6 Be transparent about the financial impact of physician performance in value-based care. Given the significant impact physicians have on a health system’s performance under value-based payment arrangements, executive leaders should share financial performance data with physicians (and potentially other staff as well). For some healthcare organizations, incremental revenue earned through participation in such programs can help them end the year in a financially positive position. Transparently communicating to physicians the financial impact of performance in value-based-payment contracts, including positive results attributed to quality and risk adjustment programs, builds awareness, trust and engagement.
A necessary charge
Value-based care is a strategic imperative for U.S. hospitals health systems, and it requires, first and foremost, physician engagement. Thus, although finance executives may be wary of asking physicians to take on the additional administrative tasks such contracts require, they must do so because success will depend on physicians’ absolute commitment to accurately documenting care and adjusting for risk. Although physicians may initially object to the additional work, they will likely become more receptive if they can be shown how better coding and documentation directly improves the organization’s financial performance — and how that translates into reduced pressures placed on physicians.

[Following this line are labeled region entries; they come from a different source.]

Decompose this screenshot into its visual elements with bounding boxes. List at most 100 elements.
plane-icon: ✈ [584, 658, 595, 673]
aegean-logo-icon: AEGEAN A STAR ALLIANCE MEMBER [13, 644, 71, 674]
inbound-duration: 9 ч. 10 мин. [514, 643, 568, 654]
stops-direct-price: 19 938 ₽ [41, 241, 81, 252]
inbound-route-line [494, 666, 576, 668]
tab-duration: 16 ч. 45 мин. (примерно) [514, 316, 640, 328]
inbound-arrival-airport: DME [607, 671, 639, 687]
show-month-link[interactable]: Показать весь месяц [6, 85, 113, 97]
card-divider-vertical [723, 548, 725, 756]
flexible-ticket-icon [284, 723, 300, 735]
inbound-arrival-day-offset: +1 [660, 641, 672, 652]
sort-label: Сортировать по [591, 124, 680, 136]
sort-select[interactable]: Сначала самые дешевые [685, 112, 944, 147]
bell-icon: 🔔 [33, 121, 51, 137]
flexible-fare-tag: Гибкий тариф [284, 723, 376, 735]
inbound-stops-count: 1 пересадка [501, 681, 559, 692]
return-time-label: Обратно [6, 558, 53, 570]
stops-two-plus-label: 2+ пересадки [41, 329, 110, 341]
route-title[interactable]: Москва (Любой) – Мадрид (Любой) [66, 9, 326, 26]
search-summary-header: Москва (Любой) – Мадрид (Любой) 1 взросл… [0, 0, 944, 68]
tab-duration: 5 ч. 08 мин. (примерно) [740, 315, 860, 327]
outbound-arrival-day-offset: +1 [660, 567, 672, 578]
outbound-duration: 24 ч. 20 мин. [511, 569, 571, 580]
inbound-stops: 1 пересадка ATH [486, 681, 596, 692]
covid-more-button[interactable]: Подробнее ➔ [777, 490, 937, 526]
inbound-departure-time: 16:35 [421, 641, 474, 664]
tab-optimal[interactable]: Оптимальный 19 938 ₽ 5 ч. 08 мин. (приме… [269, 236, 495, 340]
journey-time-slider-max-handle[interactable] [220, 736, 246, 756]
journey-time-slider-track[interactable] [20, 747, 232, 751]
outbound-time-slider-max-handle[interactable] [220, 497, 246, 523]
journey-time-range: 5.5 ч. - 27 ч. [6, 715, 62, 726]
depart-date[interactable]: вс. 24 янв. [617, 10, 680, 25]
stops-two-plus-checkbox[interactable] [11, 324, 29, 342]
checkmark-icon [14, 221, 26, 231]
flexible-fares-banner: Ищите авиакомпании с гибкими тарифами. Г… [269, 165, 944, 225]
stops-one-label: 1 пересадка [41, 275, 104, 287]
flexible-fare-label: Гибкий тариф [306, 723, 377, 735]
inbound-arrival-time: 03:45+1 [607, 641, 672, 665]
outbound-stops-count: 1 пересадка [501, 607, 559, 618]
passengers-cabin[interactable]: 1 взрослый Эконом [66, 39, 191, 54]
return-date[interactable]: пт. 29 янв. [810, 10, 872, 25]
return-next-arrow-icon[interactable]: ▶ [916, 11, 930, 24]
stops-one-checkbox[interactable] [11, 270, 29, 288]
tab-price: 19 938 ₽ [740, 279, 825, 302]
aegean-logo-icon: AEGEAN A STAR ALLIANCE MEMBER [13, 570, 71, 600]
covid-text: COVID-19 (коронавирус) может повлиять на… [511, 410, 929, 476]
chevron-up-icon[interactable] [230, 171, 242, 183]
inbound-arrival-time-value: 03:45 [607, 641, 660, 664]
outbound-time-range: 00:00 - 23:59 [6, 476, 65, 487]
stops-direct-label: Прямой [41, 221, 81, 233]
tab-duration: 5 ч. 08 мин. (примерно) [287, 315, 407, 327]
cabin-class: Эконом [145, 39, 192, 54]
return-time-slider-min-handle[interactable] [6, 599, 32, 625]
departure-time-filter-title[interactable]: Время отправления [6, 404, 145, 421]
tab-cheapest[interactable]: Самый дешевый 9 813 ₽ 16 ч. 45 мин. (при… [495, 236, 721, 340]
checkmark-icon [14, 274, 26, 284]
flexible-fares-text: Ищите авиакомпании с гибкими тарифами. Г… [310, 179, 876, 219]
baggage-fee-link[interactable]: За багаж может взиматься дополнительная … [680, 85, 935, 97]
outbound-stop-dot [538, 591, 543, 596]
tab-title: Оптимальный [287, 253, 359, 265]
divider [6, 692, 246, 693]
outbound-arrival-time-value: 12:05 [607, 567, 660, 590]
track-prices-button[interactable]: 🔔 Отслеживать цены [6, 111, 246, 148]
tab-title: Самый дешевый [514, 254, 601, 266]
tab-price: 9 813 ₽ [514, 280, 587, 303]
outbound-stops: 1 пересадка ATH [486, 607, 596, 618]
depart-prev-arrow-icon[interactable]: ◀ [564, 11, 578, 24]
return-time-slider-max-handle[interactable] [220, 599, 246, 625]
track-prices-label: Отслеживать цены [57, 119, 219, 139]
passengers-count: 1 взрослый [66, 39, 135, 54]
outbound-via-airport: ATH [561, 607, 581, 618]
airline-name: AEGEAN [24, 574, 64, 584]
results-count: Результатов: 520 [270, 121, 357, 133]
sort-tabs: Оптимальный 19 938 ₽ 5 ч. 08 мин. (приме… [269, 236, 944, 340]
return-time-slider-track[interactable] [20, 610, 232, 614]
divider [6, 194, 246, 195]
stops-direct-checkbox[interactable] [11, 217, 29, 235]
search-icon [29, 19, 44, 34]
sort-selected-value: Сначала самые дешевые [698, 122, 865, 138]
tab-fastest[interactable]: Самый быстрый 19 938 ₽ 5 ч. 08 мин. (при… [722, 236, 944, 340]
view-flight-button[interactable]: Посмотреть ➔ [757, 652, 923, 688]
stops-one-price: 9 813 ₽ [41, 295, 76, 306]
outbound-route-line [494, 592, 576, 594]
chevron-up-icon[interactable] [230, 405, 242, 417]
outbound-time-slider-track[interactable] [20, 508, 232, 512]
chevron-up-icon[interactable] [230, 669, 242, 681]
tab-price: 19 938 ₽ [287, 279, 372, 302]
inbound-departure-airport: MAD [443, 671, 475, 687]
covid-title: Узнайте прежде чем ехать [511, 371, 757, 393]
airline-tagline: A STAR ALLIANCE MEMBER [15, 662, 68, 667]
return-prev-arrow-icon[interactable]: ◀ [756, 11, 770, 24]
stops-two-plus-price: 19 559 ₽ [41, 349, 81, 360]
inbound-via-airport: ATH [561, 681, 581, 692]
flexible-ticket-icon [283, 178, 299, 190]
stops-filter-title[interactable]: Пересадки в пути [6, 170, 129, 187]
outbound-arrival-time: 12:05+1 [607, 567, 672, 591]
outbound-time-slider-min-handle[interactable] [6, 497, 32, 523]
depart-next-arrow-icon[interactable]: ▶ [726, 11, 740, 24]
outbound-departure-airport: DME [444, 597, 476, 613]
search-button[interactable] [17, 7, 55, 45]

It is here where the finance leader can make a difference. By examining and implementing creative and effective solutions aimed at easing the administrative burden on physicians, the senior finance executive can help them better meet the challenge of performing documentation and coding. The result is a win-win in the form of improved value-based payments and alleviated physician burnout.
Why providers face an increased challenge in understanding patient risk
During the first six months of 2020, an estimated four out of 10 adults in the United States avoided medical care because of concerns related to COVD-19. With these delays in care came missed opportunities for hospitals and health systems to capture risk and predict costs accurately.
With the rollout of the COVID-19 vaccine, some patients are slowly resuming preventive services, which is good news. Yet this trend means providers may be overwhelmed with patients whose chronic conditions have worsened or who are newly diagnosed with a chronic condition. It is of paramount importance that the provider organizations capture these diagnoses to ensure their payment is appropriately adjusted for risk.
For patients who are still not returning to their provider, it also will be important for providers to address care gaps. Telehealth may be a great way to engage these patients so that physicians can capture risk without necessitating the need for an in-person visit.
In addition, in 2020, about 8.3 million people signed up for Affordable Care Act plans that rely on risk-adjusted payment models. This is a new population of patients for whom risk adjustment suddenly matters. Many of these patients don’t have a baseline risk adjustment factor score, making it critical to capture any and all diagnoses that affect risk-adjusted payments as soon as possible.